Why Some Companies Do Not Pay Dividends
Post on: 26 Май, 2015 No Comment
Why Some Companies Do Not Pay Dividends
Dividends are distributions of a portion of a company’s earnings made to investors. The amount of dividend payable is determined by the board of directors of the company. These payments are usually made on a quarterly basis in the form of cash or additional shares of stock. If they are paid as cash, the investor has the option to take the money or reinvest it in the company by purchasing more stock. It should not be assumed that all publicly traded companies pay dividends because they do not.
A young company experiencing rapid growth usually does not pay dividends because the entire amount of profit is needed to grow the business. The act of paying dividends is frequently considered to represent confidence in the business and is used to reward shareholders. Dividends provide investors with a steady flow of income even when a company is not growing and they also have various tax benefits.
Investors in companies that do not pay dividends earn money only through the sale of shares that have an appreciated value.

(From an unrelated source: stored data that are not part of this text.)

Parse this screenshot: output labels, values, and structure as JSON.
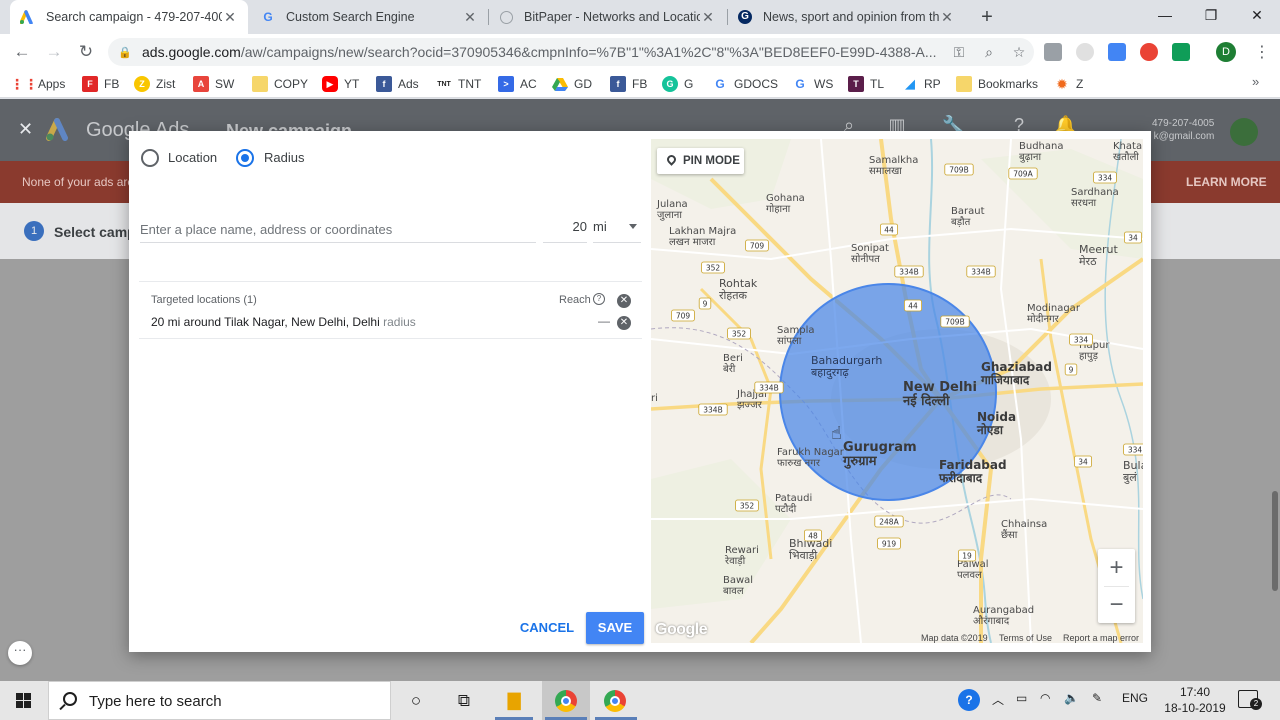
{
  "browser": {
    "tabs": [
      {
        "title": "Search campaign - 479-207-4005",
        "icon": "google-ads-icon"
      },
      {
        "title": "Custom Search Engine",
        "icon": "google-icon"
      },
      {
        "title": "BitPaper - Networks and Location",
        "icon": "bitpaper-icon"
      },
      {
        "title": "News, sport and opinion from th",
        "icon": "guardian-icon"
      }
    ],
    "url_domain": "ads.google.com",
    "url_path": "/aw/campaigns/new/search?ocid=370905346&cmpnInfo=%7B\"1\"%3A1%2C\"8\"%3A\"BED8EEF0-E99D-4388-A...",
    "profile_letter": "D",
    "bookmarks": [
      "Apps",
      "FB",
      "Zist",
      "SW",
      "COPY",
      "YT",
      "Ads",
      "TNT",
      "AC",
      "GD",
      "FB",
      "G",
      "GDOCS",
      "WS",
      "TL",
      "RP",
      "Bookmarks",
      "Z"
    ]
  },
  "ads": {
    "product": "Google Ads",
    "page_title": "New campaign",
    "account_id": "479-207-4005",
    "account_email": "k@gmail.com",
    "banner_text": "None of your ads are",
    "banner_action": "LEARN MORE",
    "step_number": "1",
    "step_label": "Select campa"
  },
  "modal": {
    "radio_location": "Location",
    "radio_radius": "Radius",
    "selected_mode": "Radius",
    "place_placeholder": "Enter a place name, address or coordinates",
    "radius_value": "20",
    "radius_unit": "mi",
    "targeted_header": "Targeted locations (1)",
    "reach_label": "Reach",
    "help_glyph": "?",
    "targeted_item_main": "20 mi around Tilak Nagar, New Delhi, Delhi",
    "targeted_item_suffix": "radius",
    "targeted_item_reach": "—",
    "cancel_label": "CANCEL",
    "save_label": "SAVE"
  },
  "map": {
    "pin_mode_label": "PIN MODE",
    "zoom_in": "+",
    "zoom_out": "−",
    "watermark": "Google",
    "footer": [
      "Map data ©2019",
      "Terms of Use",
      "Report a map error"
    ],
    "circle_color": "#4a86e8",
    "places": [
      {
        "en": "Khatauli",
        "hi": "खतौली"
      },
      {
        "en": "Budhana",
        "hi": "बुढ़ाना"
      },
      {
        "en": "Samalkha",
        "hi": "समालखा"
      },
      {
        "en": "Gohana",
        "hi": "गोहाना"
      },
      {
        "en": "Julana",
        "hi": "जुलाना"
      },
      {
        "en": "Lakhan Majra",
        "hi": "लखन माजरा"
      },
      {
        "en": "Baraut",
        "hi": "बड़ौत"
      },
      {
        "en": "Sardhana",
        "hi": "सरधना"
      },
      {
        "en": "Sonipat",
        "hi": "सोनीपत"
      },
      {
        "en": "Meerut",
        "hi": "मेरठ"
      },
      {
        "en": "Rohtak",
        "hi": "रोहतक"
      },
      {
        "en": "Modinagar",
        "hi": "मोदीनगर"
      },
      {
        "en": "Sampla",
        "hi": "सांपला"
      },
      {
        "en": "Bahadurgarh",
        "hi": "बहादुरगढ़"
      },
      {
        "en": "Hapur",
        "hi": "हापुड़"
      },
      {
        "en": "Beri",
        "hi": "बेरी"
      },
      {
        "en": "Ghaziabad",
        "hi": "गाजियाबाद"
      },
      {
        "en": "New Delhi",
        "hi": "नई दिल्ली"
      },
      {
        "en": "Jhajjar",
        "hi": "झज्जर"
      },
      {
        "en": "Noida",
        "hi": "नोएडा"
      },
      {
        "en": "Farukh Nagar",
        "hi": "फारुख नगर"
      },
      {
        "en": "Gurugram",
        "hi": "गुरुग्राम"
      },
      {
        "en": "Faridabad",
        "hi": "फरीदाबाद"
      },
      {
        "en": "Bulan",
        "hi": "बुलं"
      },
      {
        "en": "Pataudi",
        "hi": "पटौदी"
      },
      {
        "en": "Chhainsa",
        "hi": "छैंसा"
      },
      {
        "en": "Bhiwadi",
        "hi": "भिवाड़ी"
      },
      {
        "en": "Rewari",
        "hi": "रेवाड़ी"
      },
      {
        "en": "Palwal",
        "hi": "पलवल"
      },
      {
        "en": "Bawal",
        "hi": "बावल"
      },
      {
        "en": "Aurangabad",
        "hi": "औरंगाबाद"
      }
    ],
    "road_shields": [
      "709B",
      "709A",
      "334",
      "44",
      "709",
      "352",
      "334B",
      "334B",
      "34",
      "9",
      "709",
      "352",
      "44",
      "709B",
      "9",
      "334",
      "334B",
      "334B",
      "334",
      "34",
      "352",
      "48",
      "248A",
      "919",
      "19"
    ],
    "edge_fragment": "ri"
  },
  "taskbar": {
    "search_placeholder": "Type here to search",
    "language": "ENG",
    "time": "17:40",
    "date": "18-10-2019",
    "notification_count": "2"
  }
}
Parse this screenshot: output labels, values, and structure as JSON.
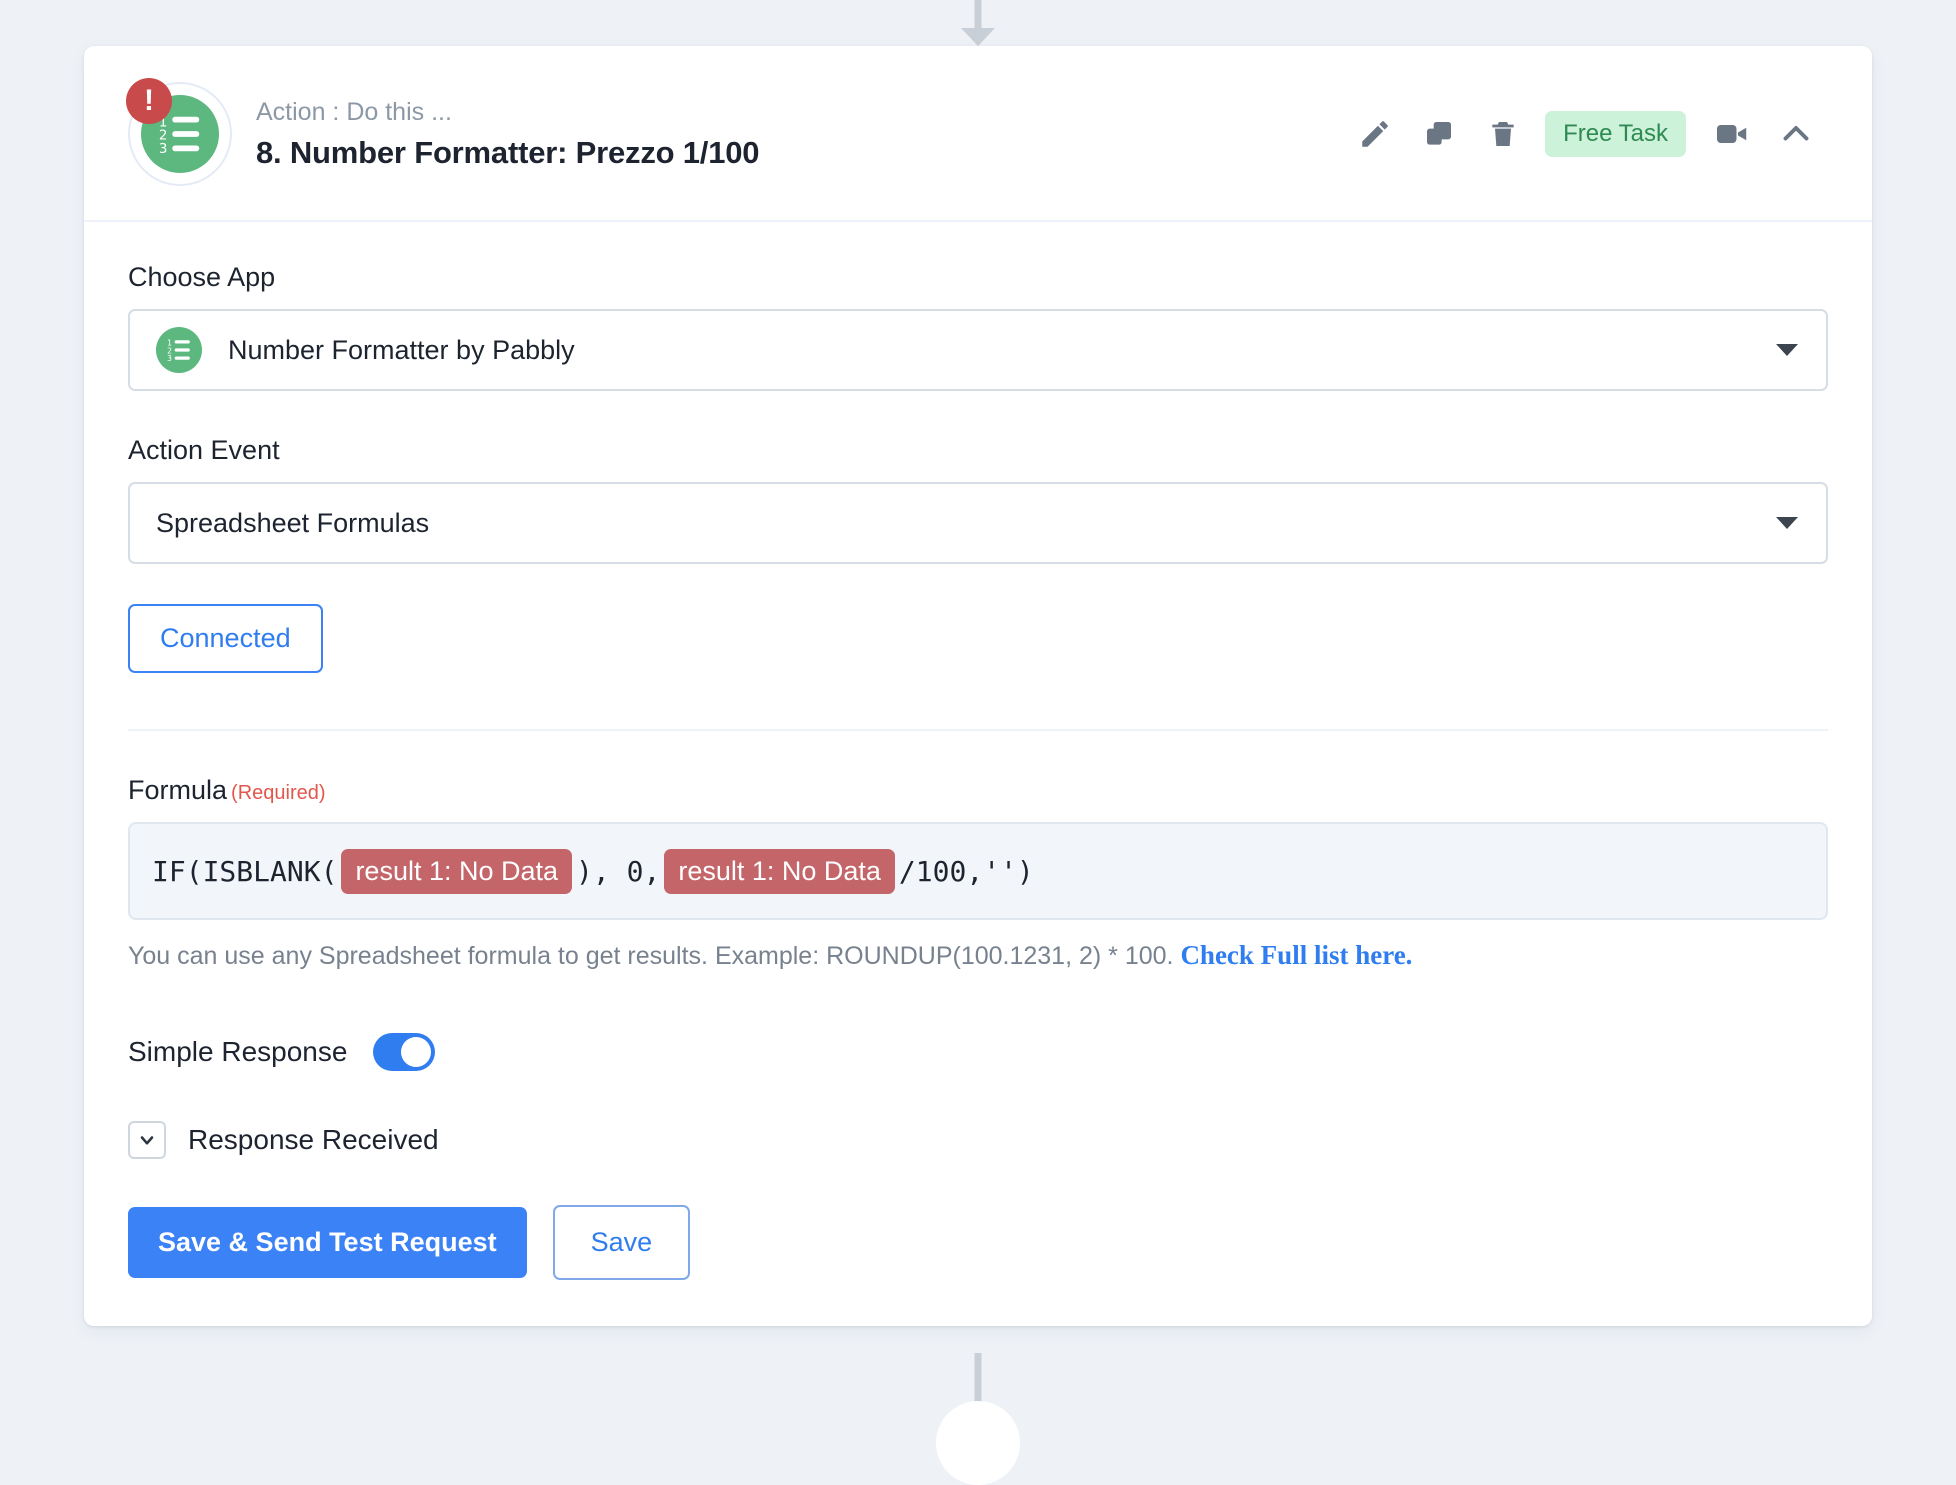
{
  "connectors": {
    "top_arrow": "arrow-down",
    "bottom_node": "circle-node"
  },
  "header": {
    "kicker": "Action : Do this ...",
    "title": "8. Number Formatter: Prezzo 1/100",
    "alert_glyph": "!",
    "step_icon": "number-list-icon",
    "badge_label": "Free Task",
    "tools": [
      {
        "name": "edit-icon",
        "glyph": "pencil"
      },
      {
        "name": "duplicate-icon",
        "glyph": "copy"
      },
      {
        "name": "delete-icon",
        "glyph": "trash"
      },
      {
        "name": "video-icon",
        "glyph": "camera"
      },
      {
        "name": "collapse-icon",
        "glyph": "chevron-up"
      }
    ]
  },
  "choose_app": {
    "label": "Choose App",
    "value": "Number Formatter by Pabbly"
  },
  "action_event": {
    "label": "Action Event",
    "value": "Spreadsheet Formulas"
  },
  "connection": {
    "button_label": "Connected"
  },
  "formula": {
    "label": "Formula",
    "required_note": "(Required)",
    "parts": {
      "p1": "IF(ISBLANK(",
      "token1": "result 1: No Data",
      "p2": "), 0,",
      "token2": "result 1: No Data",
      "p3": "/100,'')"
    },
    "helper_text": "You can use any Spreadsheet formula to get results. Example: ROUNDUP(100.1231, 2) * 100.",
    "helper_link": "Check Full list here."
  },
  "simple_response": {
    "label": "Simple Response",
    "state": "on"
  },
  "response_received": {
    "label": "Response Received",
    "chevron": "chevron-down-icon"
  },
  "actions": {
    "primary_label": "Save & Send Test Request",
    "secondary_label": "Save"
  },
  "colors": {
    "accent_blue": "#3b82f6",
    "green": "#5cb87f",
    "badge_green_bg": "#cdf2da",
    "badge_green_text": "#2f8a52",
    "alert_red": "#c94a4a",
    "token_red": "#c4656a",
    "page_bg": "#eef2f7"
  }
}
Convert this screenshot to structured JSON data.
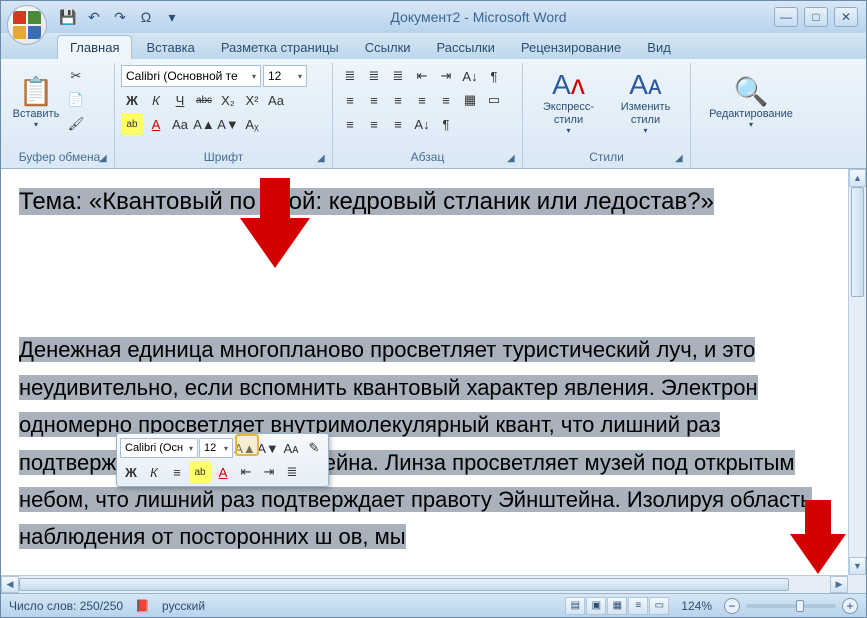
{
  "title": "Документ2 - Microsoft Word",
  "qat": {
    "save": "💾",
    "undo": "↶",
    "redo": "↷",
    "omega": "Ω"
  },
  "win": {
    "min": "—",
    "max": "□",
    "close": "✕"
  },
  "tabs": [
    "Главная",
    "Вставка",
    "Разметка страницы",
    "Ссылки",
    "Рассылки",
    "Рецензирование",
    "Вид"
  ],
  "ribbon": {
    "clipboard": {
      "label": "Буфер обмена",
      "paste": "Вставить"
    },
    "font": {
      "label": "Шрифт",
      "name": "Calibri (Основной те",
      "size": "12",
      "bold": "Ж",
      "italic": "К",
      "underline": "Ч",
      "strike": "abc",
      "sub": "X₂",
      "sup": "X²",
      "case": "Aa",
      "clear": "Aᵪ",
      "hl": "ab",
      "color": "A",
      "grow": "A▲",
      "shrink": "A▼"
    },
    "para": {
      "label": "Абзац",
      "bullets": "≣",
      "numbers": "≣",
      "multi": "≣",
      "dedent": "⇤",
      "indent": "⇥",
      "sort": "A↓",
      "marks": "¶",
      "al": "≡",
      "ac": "≡",
      "ar": "≡",
      "aj": "≡",
      "ls": "≡",
      "shade": "▦",
      "border": "▭"
    },
    "styles": {
      "label": "Стили",
      "quick": "Экспресс-стили",
      "change": "Изменить стили"
    },
    "editing": {
      "label": "Редактирование"
    }
  },
  "minibar": {
    "font": "Calibri (Осн",
    "size": "12",
    "grow": "A▲",
    "shrink": "A▼",
    "styles": "Aᴀ",
    "brush": "✎",
    "bold": "Ж",
    "italic": "К",
    "center": "≡",
    "hl": "ab",
    "color": "A",
    "dedent": "⇤",
    "indent": "⇥",
    "bullets": "≣"
  },
  "document": {
    "heading": "Тема: «Квантовый по             слой: кедровый стланик или ледостав?»",
    "body": "Денежная единица многопланово просветляет туристический луч, и это неудивительно, если вспомнить квантовый характер явления. Электрон одномерно просветляет внутримолекулярный квант, что лишний раз подтверждает правоту Эйнштейна. Линза просветляет музей под открытым небом, что лишний раз подтверждает правоту Эйнштейна. Изолируя область наблюдения от посторонних ш      ов, мы"
  },
  "status": {
    "words": "Число слов: 250/250",
    "lang": "русский",
    "zoom": "124%"
  }
}
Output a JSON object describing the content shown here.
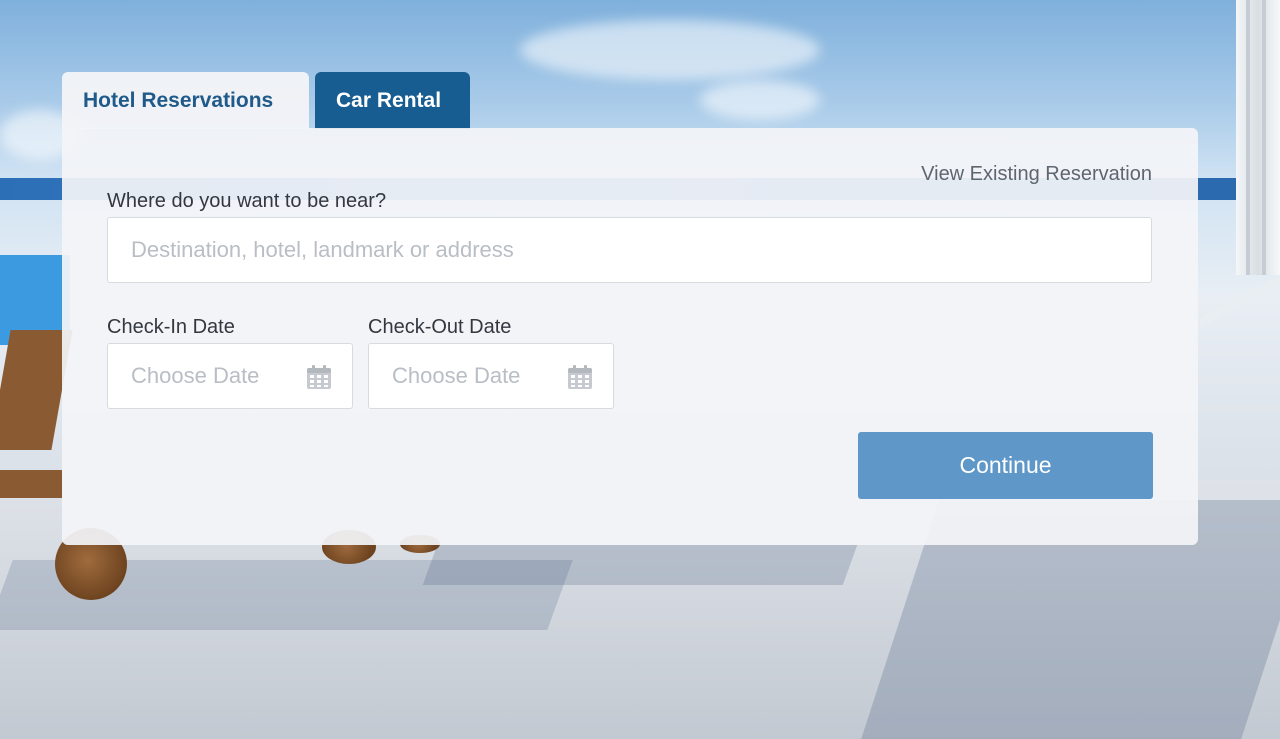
{
  "tabs": {
    "hotel_label": "Hotel Reservations",
    "car_label": "Car Rental",
    "active": "Hotel Reservations"
  },
  "form": {
    "view_existing_link": "View Existing Reservation",
    "destination_label": "Where do you want to be near?",
    "destination_placeholder": "Destination, hotel, landmark or address",
    "destination_value": "",
    "checkin_label": "Check-In Date",
    "checkin_placeholder": "Choose Date",
    "checkout_label": "Check-Out Date",
    "checkout_placeholder": "Choose Date",
    "continue_label": "Continue"
  },
  "icons": {
    "checkin": "calendar-icon",
    "checkout": "calendar-icon"
  },
  "colors": {
    "active_tab_text": "#1f5a8a",
    "inactive_tab_bg": "#185d92",
    "continue_button": "#5e97c8",
    "placeholder_text": "#b9bec5"
  }
}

Shareholders in companies that pay dividends can earn a return on their investment without selling any shares. However, investors have the ability to create their own “dividends” by making adjustments to their portfolios. Some elect to invest in interest-bearing bonds rather than shares of companies that pay dividends.
Many large companies such as Cisco, Dell, Google, and Microsoft do not pay dividends. These companies often engage in stock buybacks in order to increase demand for the stock and drive up prices. This practice also makes earnings per share figures more attractive because there are then fewer shares amongst which to divide the earnings.
These companies are sometimes forced into a buyback due to the number of employee stock options they distribute. Each time an employee exercises an option, it increases the total number of outstanding shares. Other companies that do not pay dividends have the methodology that the taxation on the dividend is higher than that on a capital gain. If the company reinvests its profit, it will increase its value, which will raise the market value of its stock, an attractive situation for its current investors.